Matthew Bissonnette, who wrote the firsthand account published in 2012 under the name Mark Owen, claims former Carson Boxberger attorney Kevin Podlaski advised him before the book was published that it was unnecessary to clear the manuscript with the Pentagon for potentially classified information.

A magistrate judge on Tuesday partially denied Podlaski’s and the firm’s motion for summary judgment in Bissonnette v. Podlaski, et al., 1:15-cv-334, and denied their motion to exclude an expert witness for Bissonnette.

Bissonnette was featured in disguise on “60 Minutes” after the book’s release, where he described in detail the raid that led to bin Laden’s killing. But he later ran into trouble with the Pentagon. In a subsequent “60 Minutes” appearance, Bissonnette claimed he didn’t first clear the book with the DoD due to bad legal advice.

Bissonnette was cleared in criminal investigations into whether his disclosures in the book violated the Espionage Act, but in a civil case filed in 2016, the government alleged that Bissonnette violated a fiduciary duty and breached Navy SEAL nondisclosure agreements by failing to submit the book for prepublication review. Under a consent decree in the civil case, he agreed to forfeit all proceeds from the book, which totaled $6,664,882.21 at the time the consent decree was signed.

Magistrate Judge Susan Collins in the U.S. District Court for the Northern District of Indiana wrote in a 45-page order Tuesday that Bissonnette’s claims of legal malpractice as a proximate cause of his loss could proceed.

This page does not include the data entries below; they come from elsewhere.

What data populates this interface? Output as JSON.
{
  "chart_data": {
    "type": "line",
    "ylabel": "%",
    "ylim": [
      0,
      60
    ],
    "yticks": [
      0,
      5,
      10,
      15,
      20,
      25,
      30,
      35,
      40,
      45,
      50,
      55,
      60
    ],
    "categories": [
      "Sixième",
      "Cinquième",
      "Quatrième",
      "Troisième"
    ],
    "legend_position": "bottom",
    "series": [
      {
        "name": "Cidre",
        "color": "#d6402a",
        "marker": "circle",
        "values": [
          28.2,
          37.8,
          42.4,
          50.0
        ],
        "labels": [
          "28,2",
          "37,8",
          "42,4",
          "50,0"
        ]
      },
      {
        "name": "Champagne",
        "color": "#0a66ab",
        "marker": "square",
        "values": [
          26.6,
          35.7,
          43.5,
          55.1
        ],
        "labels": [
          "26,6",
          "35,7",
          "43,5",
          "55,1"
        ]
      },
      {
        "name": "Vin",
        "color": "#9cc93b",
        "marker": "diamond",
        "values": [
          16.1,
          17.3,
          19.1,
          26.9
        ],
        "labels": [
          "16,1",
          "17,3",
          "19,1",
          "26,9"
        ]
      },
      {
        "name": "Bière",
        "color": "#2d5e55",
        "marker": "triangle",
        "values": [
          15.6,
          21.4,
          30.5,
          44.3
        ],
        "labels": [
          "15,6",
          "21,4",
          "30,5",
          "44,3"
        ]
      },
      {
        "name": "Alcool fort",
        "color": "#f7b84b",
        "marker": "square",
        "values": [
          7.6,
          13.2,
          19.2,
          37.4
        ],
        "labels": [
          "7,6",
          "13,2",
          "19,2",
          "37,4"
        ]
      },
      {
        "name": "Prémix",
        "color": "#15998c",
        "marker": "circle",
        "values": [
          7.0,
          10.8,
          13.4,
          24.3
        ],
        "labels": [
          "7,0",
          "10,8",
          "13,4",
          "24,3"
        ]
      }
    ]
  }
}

She granted Podlaski and Carson Boxberger summary judgment on Bissonnette’s claim of breach of fiduciary duty.

“…(T)he parties have not furnished and the Court has not unearthed any case describing the appropriate analysis for determining whether an attorney’s advice not to submit a manuscript for prepublication review proximately caused damages in the form of royalties forfeited to the government,” Collins wrote.

“By retaining some amount of royalties, Bissonnette would be better off than if he had retained no royalties at all, which is what actually happened (Bissonnette forfeited all of the royalties to the DoD, and therefore netted zero dollars in total royalties),” the magistrate judge wrote. “… In this Opinion and Order, the Court assumes that if the Book would have been published following prepublication review, it would have generated some not insignificant amount of royalties to Bissonnette. Therefore, on summary judgment, Bissonnette must only provide evidence from which a reasonable factfinder could conclude that if Bissonnette had submitted a manuscript (for prepublication review), some version of the Book would have been published.

“… (T)he Court is persuaded that a reasonable factfinder could conclude — without engaging in undue speculation — that Podlaski proximately caused Bissonnette to forfeit royalties to the government. Defendants, by insisting that all the evidence of record is too speculative, are ‘throwing sand’ in the Court’s eyes to avert its attention,” Collins wrote. The order schedules a teleconference with the parties for June 14.

Podlaski is now with Beers Mallers Backs & Salin LLP in Fort Wayne.